El olor a jabón  y a perfume, mezclado con algo de orín y un olor a algo que en ese momento no podía discernir, y que hoy lo sé a mujer transpirada, horadaba las fosas nasales como mucílago hirviente. Con el tiempo esos olores me fueron ganando el gusto. Todos los demás varones se habían ido al vestuario de hombres. No entendía bien que hacía ahí, pero se ve que era bastante más chiquito de lo que creía, hecho que vino a confirmar que las mujeres risueñas, y entre charlas que no llegaba a entender del todo, comenzaran a cambiarse como si yo no existiese. Al principio traté de disimular, pero después pensé que si a ellas no les importaba a mi menos, y comencé a mirar descaradamente, o al menos eso fue lo que intenté hacer, y que pocos segundos mediaron entre la caradurez y el pasmo que se me instaló en la quijada cuando vi que las mujeres también tenían pelos. Yo me había bañado con mi padre, y sabía que a los hombres, cuando son grandes, les crece la barba, el pelo del pecho, y también el pelo del “pitito”, según contaba mi papá; lo que no me habían aclarado era que las mujeres también tenían pendejos. Yo daba por sentado que era un fenómeno masculino, ya que mi madre carecía de barba pinchuda, ni tampoco manchaba su pecho blanco una maraña marrón.

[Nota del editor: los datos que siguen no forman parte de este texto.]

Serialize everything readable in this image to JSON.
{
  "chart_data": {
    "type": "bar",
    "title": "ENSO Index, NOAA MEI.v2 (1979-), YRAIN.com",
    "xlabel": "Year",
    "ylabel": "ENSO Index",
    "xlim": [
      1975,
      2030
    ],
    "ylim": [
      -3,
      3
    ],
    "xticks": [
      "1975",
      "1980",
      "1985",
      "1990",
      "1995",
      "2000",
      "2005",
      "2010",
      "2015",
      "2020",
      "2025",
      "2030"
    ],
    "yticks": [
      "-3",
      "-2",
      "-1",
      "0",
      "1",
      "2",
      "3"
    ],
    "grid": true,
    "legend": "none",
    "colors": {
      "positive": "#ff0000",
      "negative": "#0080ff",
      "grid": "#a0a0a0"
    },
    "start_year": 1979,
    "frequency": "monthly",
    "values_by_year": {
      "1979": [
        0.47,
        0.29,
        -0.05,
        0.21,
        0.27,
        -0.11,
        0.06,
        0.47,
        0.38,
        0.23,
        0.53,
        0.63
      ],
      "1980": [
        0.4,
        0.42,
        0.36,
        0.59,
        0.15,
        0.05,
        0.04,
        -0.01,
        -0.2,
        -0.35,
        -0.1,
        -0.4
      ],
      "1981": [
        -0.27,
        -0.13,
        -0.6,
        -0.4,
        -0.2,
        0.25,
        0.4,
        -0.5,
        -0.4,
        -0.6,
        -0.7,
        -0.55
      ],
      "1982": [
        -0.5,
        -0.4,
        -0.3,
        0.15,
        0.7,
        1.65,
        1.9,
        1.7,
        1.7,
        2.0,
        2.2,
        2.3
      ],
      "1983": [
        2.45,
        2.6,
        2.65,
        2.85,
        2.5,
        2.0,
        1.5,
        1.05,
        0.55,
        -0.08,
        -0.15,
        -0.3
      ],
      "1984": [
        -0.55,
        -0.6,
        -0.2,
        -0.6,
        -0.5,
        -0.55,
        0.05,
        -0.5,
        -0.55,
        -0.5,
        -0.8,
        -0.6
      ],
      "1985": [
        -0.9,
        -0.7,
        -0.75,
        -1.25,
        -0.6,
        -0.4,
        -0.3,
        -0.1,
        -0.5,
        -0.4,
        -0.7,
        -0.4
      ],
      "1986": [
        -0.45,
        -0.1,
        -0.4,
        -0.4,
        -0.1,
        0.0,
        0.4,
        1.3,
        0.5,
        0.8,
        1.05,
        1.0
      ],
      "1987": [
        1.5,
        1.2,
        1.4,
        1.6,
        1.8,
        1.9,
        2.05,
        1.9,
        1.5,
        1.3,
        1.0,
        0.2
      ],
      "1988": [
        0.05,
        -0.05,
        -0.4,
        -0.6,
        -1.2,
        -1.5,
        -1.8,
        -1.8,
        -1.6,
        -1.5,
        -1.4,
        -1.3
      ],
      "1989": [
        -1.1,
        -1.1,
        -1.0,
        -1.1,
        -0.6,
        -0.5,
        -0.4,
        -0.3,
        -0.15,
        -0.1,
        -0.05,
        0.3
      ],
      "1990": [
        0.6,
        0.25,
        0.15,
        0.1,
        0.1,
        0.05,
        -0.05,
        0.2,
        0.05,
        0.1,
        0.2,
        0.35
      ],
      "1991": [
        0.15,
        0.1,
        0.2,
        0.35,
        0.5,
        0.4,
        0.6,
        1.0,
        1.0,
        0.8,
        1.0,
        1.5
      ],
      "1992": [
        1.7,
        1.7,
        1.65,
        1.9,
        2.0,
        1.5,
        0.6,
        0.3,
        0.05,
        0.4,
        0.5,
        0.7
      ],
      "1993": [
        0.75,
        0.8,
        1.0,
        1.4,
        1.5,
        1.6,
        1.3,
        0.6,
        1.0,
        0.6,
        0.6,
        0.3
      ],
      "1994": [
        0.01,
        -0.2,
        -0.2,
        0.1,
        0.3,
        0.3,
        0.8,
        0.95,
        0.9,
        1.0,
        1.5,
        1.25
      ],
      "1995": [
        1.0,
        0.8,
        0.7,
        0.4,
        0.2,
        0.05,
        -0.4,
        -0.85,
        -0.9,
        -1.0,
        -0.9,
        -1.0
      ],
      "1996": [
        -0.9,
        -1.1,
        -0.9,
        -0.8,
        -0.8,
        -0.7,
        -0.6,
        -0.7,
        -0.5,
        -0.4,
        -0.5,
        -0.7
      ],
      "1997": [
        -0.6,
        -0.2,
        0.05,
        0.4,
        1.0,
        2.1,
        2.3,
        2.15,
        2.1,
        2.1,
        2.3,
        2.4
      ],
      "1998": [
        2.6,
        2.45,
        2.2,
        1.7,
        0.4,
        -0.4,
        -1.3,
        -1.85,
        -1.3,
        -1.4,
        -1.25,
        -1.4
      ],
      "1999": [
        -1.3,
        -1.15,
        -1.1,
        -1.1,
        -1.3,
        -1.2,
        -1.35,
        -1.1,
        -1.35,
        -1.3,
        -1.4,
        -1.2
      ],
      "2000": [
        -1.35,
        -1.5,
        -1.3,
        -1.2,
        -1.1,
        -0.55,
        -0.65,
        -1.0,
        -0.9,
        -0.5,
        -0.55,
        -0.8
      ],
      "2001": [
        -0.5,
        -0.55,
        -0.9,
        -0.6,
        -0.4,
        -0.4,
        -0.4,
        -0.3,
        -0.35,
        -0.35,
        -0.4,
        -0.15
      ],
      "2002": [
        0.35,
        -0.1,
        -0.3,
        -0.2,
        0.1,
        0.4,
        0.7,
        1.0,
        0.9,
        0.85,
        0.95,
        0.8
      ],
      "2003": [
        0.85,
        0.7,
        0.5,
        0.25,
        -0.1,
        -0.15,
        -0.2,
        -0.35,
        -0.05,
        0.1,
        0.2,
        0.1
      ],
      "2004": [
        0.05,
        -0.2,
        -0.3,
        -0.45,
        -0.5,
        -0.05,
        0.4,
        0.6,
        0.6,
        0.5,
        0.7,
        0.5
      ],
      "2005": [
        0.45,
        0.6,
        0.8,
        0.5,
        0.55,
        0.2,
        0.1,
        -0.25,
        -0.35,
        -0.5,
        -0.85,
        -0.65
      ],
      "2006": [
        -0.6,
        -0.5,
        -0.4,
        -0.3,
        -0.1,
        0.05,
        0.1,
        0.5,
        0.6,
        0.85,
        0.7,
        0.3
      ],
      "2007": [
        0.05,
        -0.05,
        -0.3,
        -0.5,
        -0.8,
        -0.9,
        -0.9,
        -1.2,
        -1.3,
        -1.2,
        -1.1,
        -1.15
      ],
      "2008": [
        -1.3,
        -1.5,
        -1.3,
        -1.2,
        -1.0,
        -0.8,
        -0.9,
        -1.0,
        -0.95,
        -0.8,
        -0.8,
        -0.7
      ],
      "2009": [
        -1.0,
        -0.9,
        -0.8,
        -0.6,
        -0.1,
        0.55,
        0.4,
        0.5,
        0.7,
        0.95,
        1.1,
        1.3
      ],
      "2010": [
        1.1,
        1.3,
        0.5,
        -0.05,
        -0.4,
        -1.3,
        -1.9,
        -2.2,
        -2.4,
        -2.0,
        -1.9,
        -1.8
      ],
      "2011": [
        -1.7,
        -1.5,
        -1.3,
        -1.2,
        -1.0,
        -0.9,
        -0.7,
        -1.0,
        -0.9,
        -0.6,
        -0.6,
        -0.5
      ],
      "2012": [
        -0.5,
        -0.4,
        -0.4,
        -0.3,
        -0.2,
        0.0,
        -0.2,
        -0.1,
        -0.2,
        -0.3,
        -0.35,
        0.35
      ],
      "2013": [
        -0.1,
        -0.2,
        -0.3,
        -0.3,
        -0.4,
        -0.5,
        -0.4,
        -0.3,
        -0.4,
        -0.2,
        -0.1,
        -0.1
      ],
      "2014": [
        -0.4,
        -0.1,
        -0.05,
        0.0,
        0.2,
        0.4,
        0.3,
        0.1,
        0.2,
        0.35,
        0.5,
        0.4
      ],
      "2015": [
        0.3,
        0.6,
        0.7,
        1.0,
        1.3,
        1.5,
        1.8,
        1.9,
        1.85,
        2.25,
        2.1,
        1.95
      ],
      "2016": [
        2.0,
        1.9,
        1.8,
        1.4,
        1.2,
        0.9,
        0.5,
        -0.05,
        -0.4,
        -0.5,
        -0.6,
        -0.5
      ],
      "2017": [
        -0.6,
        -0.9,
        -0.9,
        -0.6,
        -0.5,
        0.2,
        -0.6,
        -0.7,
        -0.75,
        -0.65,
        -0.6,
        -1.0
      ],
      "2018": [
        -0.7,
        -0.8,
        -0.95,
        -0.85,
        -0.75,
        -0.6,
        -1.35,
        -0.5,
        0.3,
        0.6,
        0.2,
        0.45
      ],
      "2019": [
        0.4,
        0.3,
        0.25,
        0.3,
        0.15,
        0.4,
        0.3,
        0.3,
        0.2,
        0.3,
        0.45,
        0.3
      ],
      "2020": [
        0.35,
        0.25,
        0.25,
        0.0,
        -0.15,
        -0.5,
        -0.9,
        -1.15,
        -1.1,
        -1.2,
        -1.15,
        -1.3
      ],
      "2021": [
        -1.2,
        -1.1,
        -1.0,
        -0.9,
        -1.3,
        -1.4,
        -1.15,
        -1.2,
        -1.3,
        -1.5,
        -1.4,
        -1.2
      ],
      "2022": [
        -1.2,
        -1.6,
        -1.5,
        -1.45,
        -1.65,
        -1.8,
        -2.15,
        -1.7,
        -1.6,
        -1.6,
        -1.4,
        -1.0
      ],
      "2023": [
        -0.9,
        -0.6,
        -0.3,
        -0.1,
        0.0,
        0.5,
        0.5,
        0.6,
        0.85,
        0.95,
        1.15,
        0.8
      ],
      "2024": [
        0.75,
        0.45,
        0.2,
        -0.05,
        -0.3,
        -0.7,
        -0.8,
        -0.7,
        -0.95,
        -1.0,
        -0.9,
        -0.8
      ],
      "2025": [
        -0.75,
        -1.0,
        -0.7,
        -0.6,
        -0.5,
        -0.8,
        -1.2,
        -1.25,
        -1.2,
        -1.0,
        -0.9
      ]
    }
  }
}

 Pasada la estupefacción llegó el calor, en las mejillas por vergüenza y en el resto del cuerpo por calentura. Me hervían los pequeños huevitos, y no puedo, aunque desespero intentándolo, recordar si tuve o no una erección.
 Salí de aquel vestuario ruborizado y mudo. Mi viejo nos esperaba bajó un techito de la entrada a la pileta; sonreía y esperaba mientras yo iba a fijando imágenes sobre imágenes y mientras elegía perderme el recuerdo de la vuelta, del regreso, con tal de fotografiar cada uno de aquellos vellos con la memoria. Lo que si recuerdo y seguiré recordando es aquel olor a mujer, aquel recuerdo de mujeres pilosas y la fijación de un objeto de deseo; mi primer objeto de deseo.